Discouraging active management, in such circumstances, has the potential to endanger property, human life and Scotland’s climate targets.  Who will take responsibility when this loss become reality? It is now a regular occurrence for homes to be evacuated in the UK due to wildfires. This cannot be ignored.

The Committee should consider the 2023 report from the UK Climate Change Committee which acknowledges the growing wildfire threat in the coming decades and the mitigating benefit of the management of surface vegetation and fuels, among other mitigations.

Muirburn is an activity which takes place above the surface, not below. Applying a peat depth restriction (as this Bill does) therefore, is effectively applying a rule in law to something which is unrelated to the activity itself. Where there is statistically far greater potential for fire to burn below the surface and into peat below is where unmanaged fuel load on the surface is very high, the ground is dry and conditions such as winds are favourable. This is most likely to manifest as a summer wildfire taking place outside of the legal muirburn season. Nine tenths of Scottish wildfires are now caused by members of the public taking access in the countryside. Scottish Fire and Rescue Service data backs this and it will be important for the Committee to hear their evidence.

There is no current science, or opinion, today which advocates allowing unmanaged surface fuels to build up, uncontrolled, in the landscape yet, by imposing more restrictions on muirburn on areas over 40cm peat depth (without evidential justification), this Bill effectively will do this.

Similarly, Scotland will be endangering peatland restoration sites which form a critical element of the Net Zero plan and the £250m investment of public money pledged up to 2030.

Failure to carry out active surface fuel management on these sites, as they become increasingly drier, will encourage that investment to literally ‘go up in smoke’. With a very high surface fuel load, unrestricted public access and the right conditions, these sites- and potentially the carbon stored in them- will be lost and will not recover in a timescale to play any meaningful role in the 2045 NetZero aspiration.

Additionally, the most recent, and the UK’s longest running science, is showing that well managed muirburn actually plays an active role in retaining the carbon stored in peatlands for longer (see table below) yet this Bill seems to be heading in the opposite direction, potentially to great cost, and with scant justification.

While we acknowledge the reference to wildfire prevention in the Bill, as a licensable purpose, we feel the Bill should better reflect the nature of the activity to which the licence applies. 

Rather than pivoting the peatland licence around peat depth (50cm should remain in the absence of evidential justification), controlled muirburn should be permitted, in season, where vegetation height on the surface reaches the point where it represents a wildfire hazard.
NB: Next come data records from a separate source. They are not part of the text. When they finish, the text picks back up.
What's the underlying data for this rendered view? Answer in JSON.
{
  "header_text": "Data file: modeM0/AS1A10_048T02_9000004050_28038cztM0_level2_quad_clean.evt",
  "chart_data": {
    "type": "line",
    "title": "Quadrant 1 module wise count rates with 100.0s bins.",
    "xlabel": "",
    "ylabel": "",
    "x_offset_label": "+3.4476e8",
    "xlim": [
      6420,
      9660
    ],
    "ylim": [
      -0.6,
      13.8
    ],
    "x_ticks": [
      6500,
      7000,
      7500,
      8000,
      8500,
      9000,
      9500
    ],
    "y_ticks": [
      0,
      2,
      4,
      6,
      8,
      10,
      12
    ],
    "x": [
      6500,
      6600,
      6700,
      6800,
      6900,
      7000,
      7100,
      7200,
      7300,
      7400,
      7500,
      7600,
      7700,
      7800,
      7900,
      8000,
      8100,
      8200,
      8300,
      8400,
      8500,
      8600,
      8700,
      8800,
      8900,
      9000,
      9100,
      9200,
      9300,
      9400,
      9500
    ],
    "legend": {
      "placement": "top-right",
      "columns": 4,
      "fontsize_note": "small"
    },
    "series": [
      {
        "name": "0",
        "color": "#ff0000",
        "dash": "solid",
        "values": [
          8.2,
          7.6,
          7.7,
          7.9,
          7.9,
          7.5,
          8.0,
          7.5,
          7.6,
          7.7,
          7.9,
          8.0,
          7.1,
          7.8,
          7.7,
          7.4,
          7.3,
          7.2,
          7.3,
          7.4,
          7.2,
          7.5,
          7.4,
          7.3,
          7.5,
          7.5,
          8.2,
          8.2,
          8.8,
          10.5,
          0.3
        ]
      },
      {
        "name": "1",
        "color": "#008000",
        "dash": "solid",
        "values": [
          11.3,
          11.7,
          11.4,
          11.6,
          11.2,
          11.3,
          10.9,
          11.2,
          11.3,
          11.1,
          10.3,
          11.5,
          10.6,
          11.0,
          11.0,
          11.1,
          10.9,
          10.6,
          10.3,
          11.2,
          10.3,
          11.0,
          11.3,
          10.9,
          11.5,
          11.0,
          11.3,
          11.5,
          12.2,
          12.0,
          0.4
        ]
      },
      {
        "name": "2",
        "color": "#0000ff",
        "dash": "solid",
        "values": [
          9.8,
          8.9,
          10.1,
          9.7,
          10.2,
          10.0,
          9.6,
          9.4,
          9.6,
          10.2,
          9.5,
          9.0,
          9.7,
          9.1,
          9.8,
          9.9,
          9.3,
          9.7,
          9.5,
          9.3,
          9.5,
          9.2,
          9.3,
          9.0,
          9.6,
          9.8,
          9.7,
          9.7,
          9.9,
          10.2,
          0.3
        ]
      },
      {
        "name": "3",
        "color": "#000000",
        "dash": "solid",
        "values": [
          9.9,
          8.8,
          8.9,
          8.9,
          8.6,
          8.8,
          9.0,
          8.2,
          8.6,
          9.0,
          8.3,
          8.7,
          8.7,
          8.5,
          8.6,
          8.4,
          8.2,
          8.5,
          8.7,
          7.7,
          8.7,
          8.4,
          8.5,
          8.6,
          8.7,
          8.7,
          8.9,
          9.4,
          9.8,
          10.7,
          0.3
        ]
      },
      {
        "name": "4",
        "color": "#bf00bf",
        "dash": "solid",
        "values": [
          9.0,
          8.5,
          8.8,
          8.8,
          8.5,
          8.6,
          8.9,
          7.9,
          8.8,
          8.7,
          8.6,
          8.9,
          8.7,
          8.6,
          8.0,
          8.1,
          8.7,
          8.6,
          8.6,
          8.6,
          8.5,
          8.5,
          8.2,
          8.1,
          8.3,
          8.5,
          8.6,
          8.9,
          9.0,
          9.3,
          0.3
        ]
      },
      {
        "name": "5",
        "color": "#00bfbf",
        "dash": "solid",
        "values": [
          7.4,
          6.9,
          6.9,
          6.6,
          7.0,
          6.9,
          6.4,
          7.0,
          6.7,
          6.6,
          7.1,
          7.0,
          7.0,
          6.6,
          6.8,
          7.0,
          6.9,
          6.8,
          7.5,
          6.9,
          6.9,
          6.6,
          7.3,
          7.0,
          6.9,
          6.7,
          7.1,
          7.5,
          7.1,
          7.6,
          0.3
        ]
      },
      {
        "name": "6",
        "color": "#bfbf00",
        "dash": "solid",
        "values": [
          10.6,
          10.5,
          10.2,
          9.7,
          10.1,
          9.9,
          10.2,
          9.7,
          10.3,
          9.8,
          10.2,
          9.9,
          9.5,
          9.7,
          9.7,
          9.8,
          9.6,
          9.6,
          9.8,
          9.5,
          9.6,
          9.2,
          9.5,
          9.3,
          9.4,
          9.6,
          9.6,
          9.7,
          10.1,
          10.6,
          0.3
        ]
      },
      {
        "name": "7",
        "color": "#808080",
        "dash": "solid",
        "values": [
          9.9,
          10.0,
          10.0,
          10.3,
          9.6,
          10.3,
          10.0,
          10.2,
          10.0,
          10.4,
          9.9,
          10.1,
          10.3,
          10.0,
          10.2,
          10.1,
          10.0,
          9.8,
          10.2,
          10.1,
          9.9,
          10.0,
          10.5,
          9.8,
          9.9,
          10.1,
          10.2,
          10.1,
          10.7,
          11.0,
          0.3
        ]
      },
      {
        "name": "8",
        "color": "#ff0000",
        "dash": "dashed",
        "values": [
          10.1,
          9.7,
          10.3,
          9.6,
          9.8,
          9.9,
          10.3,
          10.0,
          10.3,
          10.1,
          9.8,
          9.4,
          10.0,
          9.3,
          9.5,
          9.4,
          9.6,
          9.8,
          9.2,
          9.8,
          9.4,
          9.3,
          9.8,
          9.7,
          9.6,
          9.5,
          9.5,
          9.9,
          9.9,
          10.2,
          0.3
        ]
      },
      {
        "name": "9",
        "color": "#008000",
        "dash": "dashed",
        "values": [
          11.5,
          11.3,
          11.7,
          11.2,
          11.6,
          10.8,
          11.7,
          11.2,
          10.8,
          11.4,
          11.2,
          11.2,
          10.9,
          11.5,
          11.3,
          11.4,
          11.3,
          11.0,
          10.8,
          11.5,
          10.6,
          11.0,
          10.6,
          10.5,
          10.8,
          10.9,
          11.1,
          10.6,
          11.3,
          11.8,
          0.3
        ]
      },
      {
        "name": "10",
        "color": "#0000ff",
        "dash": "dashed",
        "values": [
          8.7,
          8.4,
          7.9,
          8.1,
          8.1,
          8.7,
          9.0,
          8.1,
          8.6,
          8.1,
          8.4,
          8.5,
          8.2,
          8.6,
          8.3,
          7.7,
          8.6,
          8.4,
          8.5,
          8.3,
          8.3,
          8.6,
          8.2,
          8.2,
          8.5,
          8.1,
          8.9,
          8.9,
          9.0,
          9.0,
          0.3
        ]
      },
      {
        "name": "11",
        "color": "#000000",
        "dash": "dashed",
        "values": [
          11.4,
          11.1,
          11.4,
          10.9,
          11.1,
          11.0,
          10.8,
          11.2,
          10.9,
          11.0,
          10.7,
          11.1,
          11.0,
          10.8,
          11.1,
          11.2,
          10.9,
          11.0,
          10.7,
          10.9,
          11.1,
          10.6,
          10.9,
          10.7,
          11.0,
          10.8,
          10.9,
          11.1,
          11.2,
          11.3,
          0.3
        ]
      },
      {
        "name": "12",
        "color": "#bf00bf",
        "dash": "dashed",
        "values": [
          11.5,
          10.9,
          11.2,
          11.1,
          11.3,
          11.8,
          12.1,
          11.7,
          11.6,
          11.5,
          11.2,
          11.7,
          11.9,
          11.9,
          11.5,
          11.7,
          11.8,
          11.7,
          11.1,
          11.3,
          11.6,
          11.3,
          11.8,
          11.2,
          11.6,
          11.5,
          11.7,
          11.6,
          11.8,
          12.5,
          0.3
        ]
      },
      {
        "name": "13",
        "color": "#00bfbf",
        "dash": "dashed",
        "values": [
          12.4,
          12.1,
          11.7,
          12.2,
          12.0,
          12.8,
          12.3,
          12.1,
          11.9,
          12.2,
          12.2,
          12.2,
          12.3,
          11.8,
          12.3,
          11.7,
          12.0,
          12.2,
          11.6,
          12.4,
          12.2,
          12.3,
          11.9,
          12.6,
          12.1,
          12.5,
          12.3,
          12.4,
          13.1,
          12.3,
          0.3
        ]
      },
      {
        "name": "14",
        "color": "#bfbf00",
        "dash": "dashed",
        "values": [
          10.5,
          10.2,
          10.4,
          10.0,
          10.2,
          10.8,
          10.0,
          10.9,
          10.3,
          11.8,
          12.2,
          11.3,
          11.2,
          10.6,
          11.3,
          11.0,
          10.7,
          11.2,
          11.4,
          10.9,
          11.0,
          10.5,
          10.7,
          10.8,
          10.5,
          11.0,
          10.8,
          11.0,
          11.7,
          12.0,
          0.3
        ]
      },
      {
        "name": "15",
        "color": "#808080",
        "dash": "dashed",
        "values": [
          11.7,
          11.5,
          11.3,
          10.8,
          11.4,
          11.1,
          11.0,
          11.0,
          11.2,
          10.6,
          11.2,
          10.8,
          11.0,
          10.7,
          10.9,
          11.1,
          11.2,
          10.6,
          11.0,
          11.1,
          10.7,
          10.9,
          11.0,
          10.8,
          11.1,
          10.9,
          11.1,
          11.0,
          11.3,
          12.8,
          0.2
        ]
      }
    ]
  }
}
This should be made explicit within the licensable purpose as a reason for a licence to be granted on peatlands. This adopts a precautionary principle given that the increasing weight of science points to wildfire as being the biggest threat to peatlands and the carbon stored in them.

In order to obtain a licence for the activity, everyone should have to take the new training developed by NatureScot, SFRS, SGA and the regional moorland groups. This will ensure anyone undertaking controlled muirburn has been fully trained to do so safely and has the necessary equipment. 

Instead of changing peatland definition to 40cm, the scheme could make it illegal to burn peat and the appropriate penalty can be applied. This does not discourage active fuel management over large areas of Scotland but recognises the vital importance of keeping carbon locked in our peatlands.